Bulgarien gehört zu den ärmsten EU-Ländern. Mit dem glamourösen, teuren Event ginge, um es boulevardesk auszudrücken, die Bling-Bling-Show ESC im Armenhaus Europas über die Bühne.
Wie wird der nun innerhalb der ARD verantwortliche SWR vorgehen?
ARD-Programmdirektorin Christine Strobl zeigte sich am Tag nach dem für Deutschland enttäuschenden 70. ESC-Finale dankbar gegenüber dem SWR, «der dieses Jubiläum mit großem Engagement, Kreativität und eindrucksvoller Inszenierung kanalübergreifend zu einem echten Lagerfeuermoment gemacht hat». Der ESC stehe für «die verbindende Kraft öffentlich-rechtlicher Unterhaltung» und bleibe «kulturell wie gesellschaftlich relevant».
SWR-Programmdirektor Clemens Bratzler sagte, man habe eingefleischte ESC-Fans genauso erreicht wie das breite Publikum: «Wir werden weiter daran arbeiten, dass der ESC in Deutschland viele Millionen Menschen verbindet und große Lagerfeuermomente schafft.»

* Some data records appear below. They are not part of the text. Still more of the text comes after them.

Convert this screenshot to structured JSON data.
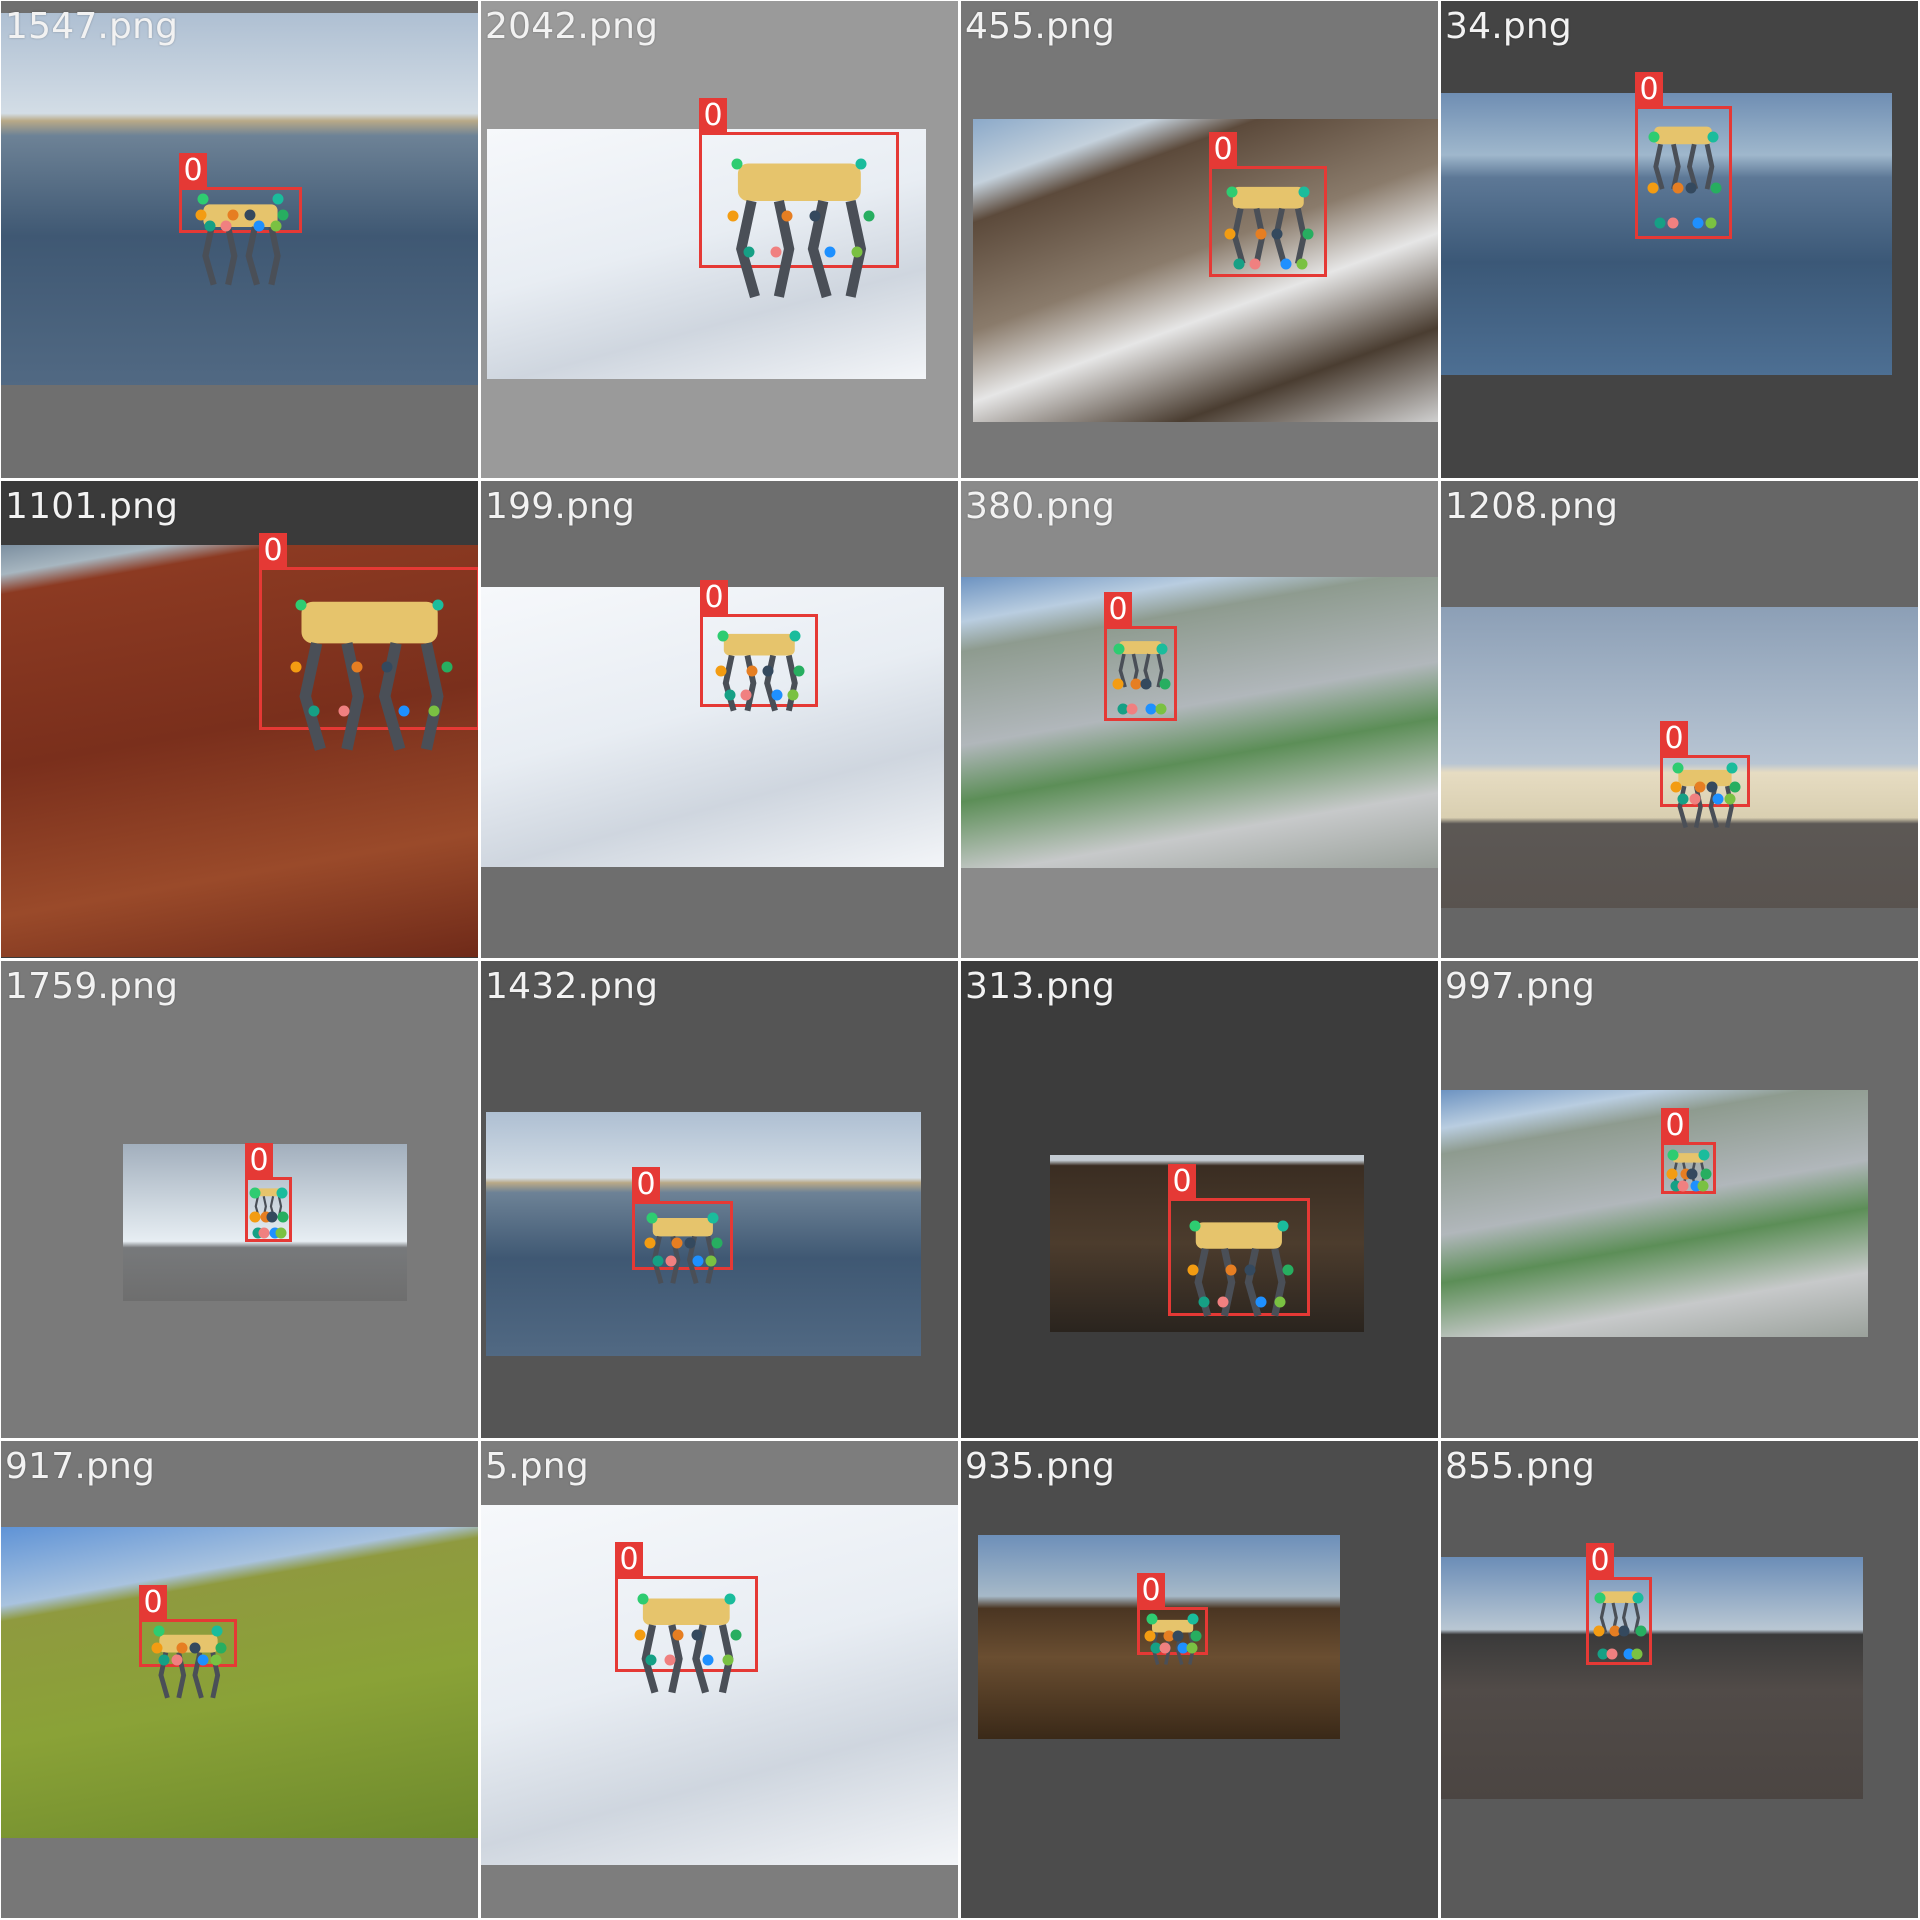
{
  "grid_title": "",
  "class_label": "0",
  "colors": {
    "bbox": "#e53935",
    "robot_body": "#e6c46c",
    "robot_leg": "#4a4f57",
    "keypoints": [
      "#2ecc71",
      "#1abc9c",
      "#f39c12",
      "#e67e22",
      "#34495e",
      "#27ae60",
      "#16a085",
      "#f08080",
      "#1e90ff",
      "#7ac142"
    ]
  },
  "tiles": [
    {
      "filename": "1547.png",
      "frame_bg": "#6f6f6f",
      "scene": "water"
    },
    {
      "filename": "2042.png",
      "frame_bg": "#9a9a9a",
      "scene": "white-platform"
    },
    {
      "filename": "455.png",
      "frame_bg": "#777777",
      "scene": "rocky"
    },
    {
      "filename": "34.png",
      "frame_bg": "#444444",
      "scene": "water-dark"
    },
    {
      "filename": "1101.png",
      "frame_bg": "#3a3a3a",
      "scene": "red-ground"
    },
    {
      "filename": "199.png",
      "frame_bg": "#6e6e6e",
      "scene": "white-platform"
    },
    {
      "filename": "380.png",
      "frame_bg": "#8a8a8a",
      "scene": "mossy"
    },
    {
      "filename": "1208.png",
      "frame_bg": "#666666",
      "scene": "sand"
    },
    {
      "filename": "1759.png",
      "frame_bg": "#7a7a7a",
      "scene": "sky-small"
    },
    {
      "filename": "1432.png",
      "frame_bg": "#555555",
      "scene": "water"
    },
    {
      "filename": "313.png",
      "frame_bg": "#3c3c3c",
      "scene": "dark-ground"
    },
    {
      "filename": "997.png",
      "frame_bg": "#6a6a6a",
      "scene": "mossy"
    },
    {
      "filename": "917.png",
      "frame_bg": "#777777",
      "scene": "grass"
    },
    {
      "filename": "5.png",
      "frame_bg": "#7d7d7d",
      "scene": "white-platform"
    },
    {
      "filename": "935.png",
      "frame_bg": "#4c4c4c",
      "scene": "brown-ground"
    },
    {
      "filename": "855.png",
      "frame_bg": "#5a5a5a",
      "scene": "dark-flat"
    }
  ]
}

Was müsste der SWR für den ESC 2027 vielleicht versuchen?
Zuvor hatte Bratzler gesagt, der Überraschungssieg Bulgariens zeige, dass Erfolg nicht planbar sei. An der deutschen Tradition, den ESC-Teilnehmer vom TV-Publikum auswählen zu lassen, gebe es erst mal keinen Änderungsbedarf. Doch auch eine sender-interne Auswahl sei nicht auszuschließen.
Tatsächlich gibt es auch Fans der Lösung, den deutschen Beitrag nicht durch ein Publikumsvoting bestimmen zu lassen. «Die Siege von JJ und Nemo zeigen, dass eine interne Entscheidung ohne Publikumsbeteiligung mindestens genauso gut funktionieren kann wie ein öffentlicher Vorentscheid», hatte der ESC-Experte Lukas Heinser vor einigen Wochen der Deutschen Presse-Agentur gesagt. «Man muss schließlich nicht das Publikum im eigenen Land überzeugen, sondern das im Rest Europas.»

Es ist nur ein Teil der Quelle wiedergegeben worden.